第3章 新たな夢への旅立ち (2)
18時15分嫁島が見えてきた、嫁島というからさぞ見目麗しい島かと思っていたところ、暗に反して柔和なところもあるがいかにも気の強そうな、近寄りがたいところもあり、全体としては毅然とした嫁という感じのする島である、突然藤次郎氏が「やはり嫁はこのように硬軟両方の雰囲気を持つものなのかな」としみじみわが身を思うように遠くを見つめながら言うではないか、私も吊られて「そうだな優しいだけでは嫁も勤まらないよ」「だけどこの嫁はどちらかといえばきつい部類に入るね」しばらくこの話でもちっきりになった、それにしても、この島を嫁島と命名した人もよくよく考えてつけたのだろう、なぜか分かるような気がするのである、二人でひどく感心した。

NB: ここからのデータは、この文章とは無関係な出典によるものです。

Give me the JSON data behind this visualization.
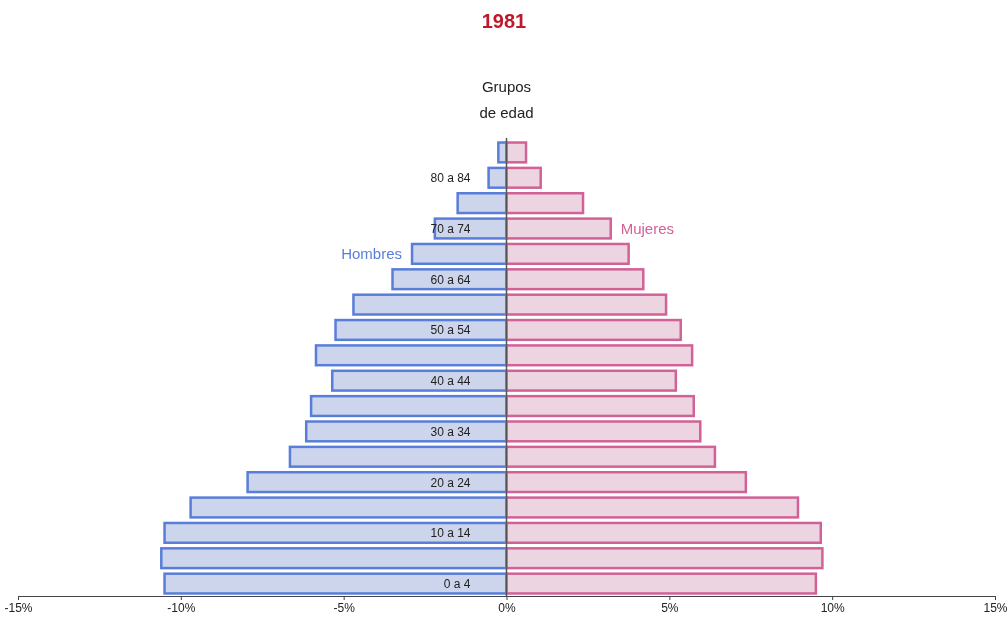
{
  "chart_data": {
    "type": "bar",
    "title": "1981",
    "ylabel": "Grupos de edad",
    "orientation": "horizontal",
    "stacked": true,
    "categories": [
      null,
      "80 a 84",
      null,
      "70 a 74",
      null,
      "60 a 64",
      null,
      "50 a 54",
      null,
      "40 a 44",
      null,
      "30 a 34",
      null,
      "20 a 24",
      null,
      "10 a 14",
      null,
      "0 a 4"
    ],
    "series": [
      {
        "name": "Hombres",
        "color": "#ccd5eb",
        "values": [
          -0.25,
          -0.55,
          -1.5,
          -2.2,
          -2.9,
          -3.5,
          -4.7,
          -5.25,
          -5.85,
          -5.35,
          -6.0,
          -6.15,
          -6.65,
          -7.95,
          -9.7,
          -10.5,
          -10.6,
          -10.5
        ]
      },
      {
        "name": "Mujeres",
        "color": "#ecd5e0",
        "values": [
          0.6,
          1.05,
          2.35,
          3.2,
          3.75,
          4.2,
          4.9,
          5.35,
          5.7,
          5.2,
          5.75,
          5.95,
          6.4,
          7.35,
          8.95,
          9.65,
          9.7,
          9.5
        ]
      }
    ],
    "xlim": [
      -15,
      15
    ],
    "xticks": [
      {
        "value": -15,
        "label": "-15%"
      },
      {
        "value": -10,
        "label": "-10%"
      },
      {
        "value": -5,
        "label": "-5%"
      },
      {
        "value": 0,
        "label": "0%"
      },
      {
        "value": 5,
        "label": "5%"
      },
      {
        "value": 10,
        "label": "10%"
      },
      {
        "value": 15,
        "label": "15%"
      }
    ]
  }
}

7月30日今日は一日何も見えない海の上をひたすら走る日である。針路は鳥島、あのアホウドリの生息する島である。海は穏やかで見渡す限り青の海と青の空、時折、面白い形状の積乱雲を見つけることがある。発達している積乱雲は海面から水蒸気を吸い上げ、吸い上げた水蒸気が雲となり、積乱雲へと成長し、飽和状態になった雲が一挙に雨となり海面に吹き降ろす、その過程が今目の前で起こっている、「自然てすごいなー!」の一言である。
あの雲の下に入り込むと大変なことになる。遠くで見ている分には良いのだが、今そのような積乱雲の柱が何本も鬼平Ⅱの周りに立ち上がっている。ともかくその柱に近づかないよう針路を微調整しながら進む。明日はいよいよ鳥島である。
7月31日4時59分鳥島を遠望する。想像していた島より小さい、なだらかな形状の島である。アホウドリはどのあたりに生息しているのか目を凝らしてみるも、みあたらない。吉村昭著の『漂流』といったような本を読んだことがある。昔船が紀伊半島沖で難破し、何日も漂流してこの島に漂着し、アホウドリを食料にして救助をひたすら待つといったストーリーだったと思う。そのあたりからこの島のアホウドリの絶滅が始まっていたのではないかなどと、変な想像をしてしまう。実際にはその後の乱獲によるものであるが、今は必死に絶滅の危機から救おうと努力し、絶滅の危機を脱するまでに至ったようである、結局アホウドリの姿さえ見ずに鳥島を後にする。
15時21分大海原の一点に奇妙な突起物を認む、近づくに従いそれこそ海に突然突き出てきた岩、それが須美寿島である、この周辺は海溝になっており、何千メートルの海底からちょこんと顔を出している岩が須美寿島であり、それこそ棒でたたいたらポキット折れてしまうのではないかと思われるような岩の固まりである。
須美寿島を真近に見て、私は思わず、「大海原にひとつだけ取り残されているようで、寂しいだろうな、人恋しいのではないか、夜になると泣いているのではないか」そんな気持ちにさせられてしまうような、島であった、我々は何故かその島と別れがたく、子供を宥めるようにしばらく島の周りにとどまっていた。
16時21分、むずかる須美寿島を離れる、振り返るのがとてもつらく、心を鬼にして次のウェーポイントに針路を取る、途中一回だけ振り返ってみた、なんと寂しそうな、たたずまいではないか、絶海にまた取り残されるんだね、子供の頃、両親の帰りを、一人ぽつねんと待っていた、あのなんともいえない寂しさを、思わず思い出してしまう光景である。来年また来るからそれまで元気にしていてほしいと祈りつつ、船足を速める。もう夜がそこまで来ている、明日の朝には青ヶ島を見る位置に到達していると思われる、但し今回最も近寄ってみたかった島にベヨネーズ列岩があったが、丁度真夜中頃ベヨネーズ列岩付近を通過することになり、今回は残念であるが接近してみることはあきらめた。